Tragos en cristal japonés
Tokyo Music Bar, un concepto japonés para ir a tomar un trago y escuchar música.
enero 14, 2019

Hace poco que abrió un lugar muy especial en la ciudad. Un concepto japonés para ir a tomar un (muy buen) trago y escuchar música de una increíble selección de vinilos. Se trata del Tokyo Music Bar. Éste tiene un hermano gemelo en la capital japonesa, el Ginza Music Bar, un sitio muy pequeño y escondido en el piso 4 de un edificio que está en el barrio de moda que lleva su nombre. Los tragos son de autor, la música es análoga y bien seleccionada, y la barra es la vértebra del lugar. Justo así es el mexicano Tokyo Music Bar. Se encuentra en un segundo piso de un edificio de la Cuauhtémoc, que ya comienza a sonar como el “Little Tokyo” de la Ciudad de México, gracias al grupo Edo Kobayashi, de los restaurantes y bares Rokai, Hiyoko, Le Tachinomi Desu y Enomoto que le han dado un aire hip al barrio.

Tokio Music Bar

Aquí cabe poca gente, uno se siente como en la sala de un departamento (uno muy bonito, desde luego) o como en la fiesta más pequeña y entrañable. Abrió apenas el pasado diciembre y, al principio, por la naturaleza del lugar, sólo era posible llegar por invitación. Ahora hay que llamar y reservar, pero no para más de seis personas. Se busca que las mesas sean pequeñas para que todos estén cómodos, desde el que toma un trago en la barra después del trabajo hasta el que celebra su cumpleaños. En el Tokyo se trata de estar a gusto, tomar un trago y escuchar la música. A este concepto de bar se le llama “Hi-Fi analog audio cocktail bar”. Y aún cuando suena difícil o calculado (con neurosis japonesa), es fácil ponerse cómodo. Tomar un trago, escuchar música, departir alrededor de una barra en la oscuridad, nunca puede estar mal.

Tokio Music Bar Japones

La carta de bebidas está dividida en tragos de autor y tragos clásicos. Trabajan de la mano de un mixólogo que crea mezclas raras pero refinadas, equilibradas. En la parte de coctelería clásica son puristas, lo hacen lo más apegado a la receta original. Su barra no está llena de botellas porque cada una es seleccionada. Tienen, sobre todo, etiquetas de whisky japonés, irlandés, de bourbon y mezcal. La carta es completamente artesanal y cambiará de manera constante. Los tragos tienen nombres de canciones: el Unsaid, por ejemplo, tiene como base un cordial de fresa quemada. Para hacerlo queman la fresa y luego la cocinan en baño María y así sacan todo el sabor de la fruta sin la pulpa. Luego le ponen el whisky y lo terminan con té oolong. El Pink+White, por su parte, es el clásico negroni pero con jugo de sandía.

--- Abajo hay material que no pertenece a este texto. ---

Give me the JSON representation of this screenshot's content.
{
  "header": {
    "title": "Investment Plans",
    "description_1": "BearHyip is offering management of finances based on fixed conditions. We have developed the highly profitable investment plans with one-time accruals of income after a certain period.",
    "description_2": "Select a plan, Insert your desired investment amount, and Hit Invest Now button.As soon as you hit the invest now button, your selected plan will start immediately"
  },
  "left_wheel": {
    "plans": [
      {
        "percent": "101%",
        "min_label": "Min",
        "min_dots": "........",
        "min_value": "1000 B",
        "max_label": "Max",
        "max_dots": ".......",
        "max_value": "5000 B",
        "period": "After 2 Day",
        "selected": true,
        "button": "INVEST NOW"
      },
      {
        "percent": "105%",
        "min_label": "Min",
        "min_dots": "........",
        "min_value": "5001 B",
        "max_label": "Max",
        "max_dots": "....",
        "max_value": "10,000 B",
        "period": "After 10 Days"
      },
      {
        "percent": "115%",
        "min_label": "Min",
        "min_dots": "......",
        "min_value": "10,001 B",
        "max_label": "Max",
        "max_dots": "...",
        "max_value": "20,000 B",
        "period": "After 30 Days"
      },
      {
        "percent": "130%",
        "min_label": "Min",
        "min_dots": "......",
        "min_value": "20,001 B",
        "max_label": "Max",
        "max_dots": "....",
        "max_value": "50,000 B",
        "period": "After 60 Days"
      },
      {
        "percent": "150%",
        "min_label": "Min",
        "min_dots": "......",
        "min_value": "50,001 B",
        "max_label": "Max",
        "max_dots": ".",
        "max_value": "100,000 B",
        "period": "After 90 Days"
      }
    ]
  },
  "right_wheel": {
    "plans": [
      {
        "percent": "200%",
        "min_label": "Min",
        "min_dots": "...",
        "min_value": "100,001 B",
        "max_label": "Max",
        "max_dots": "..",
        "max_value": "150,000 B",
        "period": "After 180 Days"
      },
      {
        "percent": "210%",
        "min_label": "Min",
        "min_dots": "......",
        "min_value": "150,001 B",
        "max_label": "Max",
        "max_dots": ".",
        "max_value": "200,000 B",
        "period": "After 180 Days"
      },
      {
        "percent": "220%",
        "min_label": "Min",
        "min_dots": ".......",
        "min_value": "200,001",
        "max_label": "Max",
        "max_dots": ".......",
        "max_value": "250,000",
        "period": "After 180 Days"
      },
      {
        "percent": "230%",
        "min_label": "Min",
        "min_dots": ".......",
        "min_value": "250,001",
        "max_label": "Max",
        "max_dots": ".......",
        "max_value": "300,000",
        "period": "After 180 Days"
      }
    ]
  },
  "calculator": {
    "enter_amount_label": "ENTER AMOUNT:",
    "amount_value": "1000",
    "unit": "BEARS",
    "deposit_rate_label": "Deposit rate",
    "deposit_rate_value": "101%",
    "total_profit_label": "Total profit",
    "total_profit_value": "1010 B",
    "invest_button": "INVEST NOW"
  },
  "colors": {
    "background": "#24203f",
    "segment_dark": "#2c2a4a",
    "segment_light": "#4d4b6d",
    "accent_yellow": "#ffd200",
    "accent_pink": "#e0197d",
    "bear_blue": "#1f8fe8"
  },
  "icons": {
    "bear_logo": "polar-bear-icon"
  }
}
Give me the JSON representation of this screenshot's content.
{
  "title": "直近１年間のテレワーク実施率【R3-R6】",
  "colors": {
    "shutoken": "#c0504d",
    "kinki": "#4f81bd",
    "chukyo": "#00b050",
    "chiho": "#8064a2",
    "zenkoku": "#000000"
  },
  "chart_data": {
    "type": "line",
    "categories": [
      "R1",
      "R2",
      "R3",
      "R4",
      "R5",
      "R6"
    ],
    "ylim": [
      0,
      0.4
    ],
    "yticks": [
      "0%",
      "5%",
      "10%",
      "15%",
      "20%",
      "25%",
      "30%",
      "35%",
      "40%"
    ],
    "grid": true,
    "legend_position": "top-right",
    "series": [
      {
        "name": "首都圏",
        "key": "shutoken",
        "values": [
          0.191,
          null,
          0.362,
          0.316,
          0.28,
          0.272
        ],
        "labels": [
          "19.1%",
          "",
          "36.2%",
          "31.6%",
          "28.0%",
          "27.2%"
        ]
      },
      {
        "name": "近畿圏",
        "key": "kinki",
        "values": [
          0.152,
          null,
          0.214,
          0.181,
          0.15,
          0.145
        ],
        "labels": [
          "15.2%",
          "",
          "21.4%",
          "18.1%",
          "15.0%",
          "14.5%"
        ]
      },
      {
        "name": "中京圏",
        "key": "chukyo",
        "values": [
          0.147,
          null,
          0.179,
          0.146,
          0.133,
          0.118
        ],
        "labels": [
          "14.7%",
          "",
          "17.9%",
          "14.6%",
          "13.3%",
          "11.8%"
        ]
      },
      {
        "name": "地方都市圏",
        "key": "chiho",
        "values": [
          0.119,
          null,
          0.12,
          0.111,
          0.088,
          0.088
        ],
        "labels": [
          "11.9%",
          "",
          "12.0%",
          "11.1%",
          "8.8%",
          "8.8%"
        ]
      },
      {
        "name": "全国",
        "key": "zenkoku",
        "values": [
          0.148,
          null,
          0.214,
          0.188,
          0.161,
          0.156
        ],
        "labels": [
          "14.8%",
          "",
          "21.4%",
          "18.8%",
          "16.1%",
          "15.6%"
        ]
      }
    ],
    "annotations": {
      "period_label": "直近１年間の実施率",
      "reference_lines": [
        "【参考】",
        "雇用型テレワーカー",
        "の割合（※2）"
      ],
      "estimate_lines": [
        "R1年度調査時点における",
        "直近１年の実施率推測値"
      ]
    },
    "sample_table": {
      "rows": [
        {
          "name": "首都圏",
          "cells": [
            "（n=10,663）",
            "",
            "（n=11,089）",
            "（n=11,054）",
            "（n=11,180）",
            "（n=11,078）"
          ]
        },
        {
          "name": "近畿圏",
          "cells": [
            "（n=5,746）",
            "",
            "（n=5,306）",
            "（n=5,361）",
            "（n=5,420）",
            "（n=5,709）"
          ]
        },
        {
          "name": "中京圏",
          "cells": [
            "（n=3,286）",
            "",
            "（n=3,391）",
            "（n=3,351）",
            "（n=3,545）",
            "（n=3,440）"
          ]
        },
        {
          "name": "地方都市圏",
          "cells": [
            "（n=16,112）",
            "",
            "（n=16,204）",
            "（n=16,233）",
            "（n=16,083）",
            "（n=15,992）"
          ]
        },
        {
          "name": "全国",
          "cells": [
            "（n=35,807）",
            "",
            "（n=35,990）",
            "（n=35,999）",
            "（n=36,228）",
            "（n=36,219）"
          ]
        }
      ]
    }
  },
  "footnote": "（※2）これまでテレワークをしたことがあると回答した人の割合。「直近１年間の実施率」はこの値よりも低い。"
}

El vecino del Tokyo es el restaurante Emilia, que es de los mismos socios. Ambos espacios comparten el mismo gusto por la cristalería, una que, en este caso, traen directamente de Japón, tallada a mano y —lo más especial— que no pesa nada. Es como levantar el puro líquido con la mano. En este bar la cristalería es la vara con la que se miden los tragos. Así de exquisitos.